Owners had hoped to have the matter settled by now. The league has hired the consulting firm McKinsey & Company to study revenue sharing and to analyze how each franchise exploits local revenue streams — like stadium-naming rights, luxury suites, in-stadium advertising — within the constraints of its community. That will help determine which teams deserve how much money. McKinsey was also hired to dial down the rancor between owners.

Jets “There’s nobody that can’t field a competitive team now,” said the Jets’ owner, Woody Johnson. “There might be a time where teams should be helped. The whole success of the league depends on the 32nd team being able to win the Super Bowl. How do you encourage risk-taking? Because without risk-taking you have no growth. But if teams take risk, they have to have assurances that they’ll get their money back. How do you balance that in a way that is fair?”

The salary cap is intended to keep teams competitive by offering some restraint on the spending for players. According to Forbes magazine, the Washington Redskins, the team with the highest value, made $120 million more in 2004 than the Minnesota Vikings, the team with the lowest value. That extra revenue becomes most apparent in other spending: upgraded training facilities or higher pay for assistant coaches. Those are the things that low-revenue teams fear will erode their ability to compete.

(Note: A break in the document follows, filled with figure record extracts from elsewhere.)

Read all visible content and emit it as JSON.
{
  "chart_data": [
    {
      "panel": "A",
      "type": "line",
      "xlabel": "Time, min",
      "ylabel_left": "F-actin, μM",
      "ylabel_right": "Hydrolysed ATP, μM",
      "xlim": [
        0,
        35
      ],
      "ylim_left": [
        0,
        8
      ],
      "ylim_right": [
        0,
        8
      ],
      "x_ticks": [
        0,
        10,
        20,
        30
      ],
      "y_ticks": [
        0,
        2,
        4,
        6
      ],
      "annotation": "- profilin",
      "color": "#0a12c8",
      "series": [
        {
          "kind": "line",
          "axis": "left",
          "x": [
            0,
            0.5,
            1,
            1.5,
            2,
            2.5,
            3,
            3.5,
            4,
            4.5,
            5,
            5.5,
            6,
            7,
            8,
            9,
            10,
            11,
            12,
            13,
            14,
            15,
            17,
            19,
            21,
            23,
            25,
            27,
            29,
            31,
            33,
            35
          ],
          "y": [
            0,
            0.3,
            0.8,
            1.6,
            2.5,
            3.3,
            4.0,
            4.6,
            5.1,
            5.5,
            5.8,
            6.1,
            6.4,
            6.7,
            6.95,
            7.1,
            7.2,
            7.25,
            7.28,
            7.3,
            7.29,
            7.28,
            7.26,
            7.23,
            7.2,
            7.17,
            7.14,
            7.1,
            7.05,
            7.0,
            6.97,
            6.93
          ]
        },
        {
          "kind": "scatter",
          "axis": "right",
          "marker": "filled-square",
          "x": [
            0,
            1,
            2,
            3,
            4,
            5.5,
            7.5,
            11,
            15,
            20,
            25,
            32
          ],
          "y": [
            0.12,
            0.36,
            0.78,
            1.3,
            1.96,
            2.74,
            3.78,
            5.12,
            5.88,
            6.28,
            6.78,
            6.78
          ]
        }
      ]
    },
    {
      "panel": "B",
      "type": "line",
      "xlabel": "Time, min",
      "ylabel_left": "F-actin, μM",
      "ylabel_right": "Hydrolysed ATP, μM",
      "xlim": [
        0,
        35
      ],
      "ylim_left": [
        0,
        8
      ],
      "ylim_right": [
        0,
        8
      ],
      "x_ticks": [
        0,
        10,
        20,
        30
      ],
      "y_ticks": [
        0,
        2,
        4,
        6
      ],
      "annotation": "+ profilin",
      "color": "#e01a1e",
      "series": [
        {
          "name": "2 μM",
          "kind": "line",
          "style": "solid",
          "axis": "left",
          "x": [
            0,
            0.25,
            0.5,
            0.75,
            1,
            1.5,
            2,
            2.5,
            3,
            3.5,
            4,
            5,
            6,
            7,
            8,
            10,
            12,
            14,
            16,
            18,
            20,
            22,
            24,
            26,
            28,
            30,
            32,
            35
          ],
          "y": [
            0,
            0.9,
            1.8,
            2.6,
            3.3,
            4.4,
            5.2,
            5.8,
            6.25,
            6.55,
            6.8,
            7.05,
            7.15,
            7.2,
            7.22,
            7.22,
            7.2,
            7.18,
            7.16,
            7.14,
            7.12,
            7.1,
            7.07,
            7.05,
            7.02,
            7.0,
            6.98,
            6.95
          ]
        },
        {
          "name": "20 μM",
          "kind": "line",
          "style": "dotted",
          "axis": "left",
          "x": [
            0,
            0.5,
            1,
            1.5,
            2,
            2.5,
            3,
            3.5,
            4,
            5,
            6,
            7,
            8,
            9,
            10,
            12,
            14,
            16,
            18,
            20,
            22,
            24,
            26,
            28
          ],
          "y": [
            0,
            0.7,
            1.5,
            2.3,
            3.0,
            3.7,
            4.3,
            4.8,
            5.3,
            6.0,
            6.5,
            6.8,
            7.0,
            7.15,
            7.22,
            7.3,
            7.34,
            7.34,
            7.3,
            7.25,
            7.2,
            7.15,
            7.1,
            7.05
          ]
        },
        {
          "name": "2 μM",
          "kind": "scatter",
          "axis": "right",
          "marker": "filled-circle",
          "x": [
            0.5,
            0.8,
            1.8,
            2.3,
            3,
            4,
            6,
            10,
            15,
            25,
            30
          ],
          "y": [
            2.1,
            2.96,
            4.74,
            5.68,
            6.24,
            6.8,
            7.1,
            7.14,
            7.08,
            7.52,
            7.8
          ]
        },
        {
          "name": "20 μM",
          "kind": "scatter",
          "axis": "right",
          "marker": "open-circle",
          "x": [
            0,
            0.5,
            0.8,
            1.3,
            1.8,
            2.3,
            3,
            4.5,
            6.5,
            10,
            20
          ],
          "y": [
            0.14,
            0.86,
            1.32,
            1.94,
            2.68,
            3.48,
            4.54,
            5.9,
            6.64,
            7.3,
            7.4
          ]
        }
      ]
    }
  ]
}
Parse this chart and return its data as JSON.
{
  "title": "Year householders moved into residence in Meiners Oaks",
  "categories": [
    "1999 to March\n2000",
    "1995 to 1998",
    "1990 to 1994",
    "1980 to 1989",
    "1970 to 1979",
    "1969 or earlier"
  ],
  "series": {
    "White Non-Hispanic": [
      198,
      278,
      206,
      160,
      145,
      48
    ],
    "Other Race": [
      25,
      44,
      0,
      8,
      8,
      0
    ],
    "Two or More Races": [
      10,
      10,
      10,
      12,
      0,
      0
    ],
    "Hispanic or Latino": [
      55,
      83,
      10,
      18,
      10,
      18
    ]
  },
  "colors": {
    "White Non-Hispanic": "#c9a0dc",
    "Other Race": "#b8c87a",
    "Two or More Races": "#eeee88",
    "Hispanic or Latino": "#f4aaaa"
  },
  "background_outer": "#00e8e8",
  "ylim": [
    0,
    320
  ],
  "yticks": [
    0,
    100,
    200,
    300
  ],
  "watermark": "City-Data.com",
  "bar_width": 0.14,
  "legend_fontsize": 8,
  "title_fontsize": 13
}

The Buffalo Bills’ owner, Ralph Wilson, one of only two owners who voted against the collective-bargaining agreement, has been one of the most outspoken critics of the deal and of the revenue-sharing plan. He has involved political leaders in his effort to draw attention to Buffalo’s situation.

In a letter obtained by The New York Times, Tagliabue sought to assure State Senator George D. Maziarz that the Bills could be successful under the new deal.

“In recent years, the Bills have had revenues at levels that have enabled them to avoid heavy dependence on special C.B.A.-related revenue sharing; the only distribution to the Bills in the current decade was $481,000 in 2003,” Tagliabue wrote in a letter dated Aug. 10.

For the sake of budget planning, the revenue sharing plan needs to be in place by the end of the regular season.

Goodell is likely to have support from a core group of moderate, in revenue and in temperament, owners, including the Giants’ John Mara and the Steelers’ Dan Rooney. Goodell’s task will be to persuade high-revenue owners like Kraft and Jerry Jones of the Dallas Cowboys to buy into a revenue-sharing plan, and then to draw a few of the low-revenue owners into the fold.

Twenty-four of the 32 owners must approve a revenue-sharing plan and if they do not, the commissioner can decide himself. And even then, the labor deal will almost certainly have to be tweaked, at least to avoid the owners’ opt-out.

“What the changes are, I don’t think you can sit here today and say what they’re going to be until you understand how the deal works,” Tagliabue said of the new deal. “So anyone’s who’s declaring it either dead or alive is, like I say, either uninformed or at best premature.”

Carmen Policy, the former president of the Cleveland Browns, recalls negotiating with Goodell about the price that would be paid by Al Lerner for the expansion team. Lerner asked for a discount on the fee but Goodell told him no.

“He was merciless,” Policy said with a laugh. “Out of the left side of his mouth, he’s telling you he loves you and you’ll be the best owner. And out of the right side he’s saying, ‘All you have to do is pay the most money.’ ”

Goodell will need that guile now. Kraft said Goodell’s easy personal style was disarming but should not be mistaken for him being a pushover. Owners will test him soon.

“He’s put 25 years of sweat equity in to get there,” Kraft said. “Be careful what you wish for.”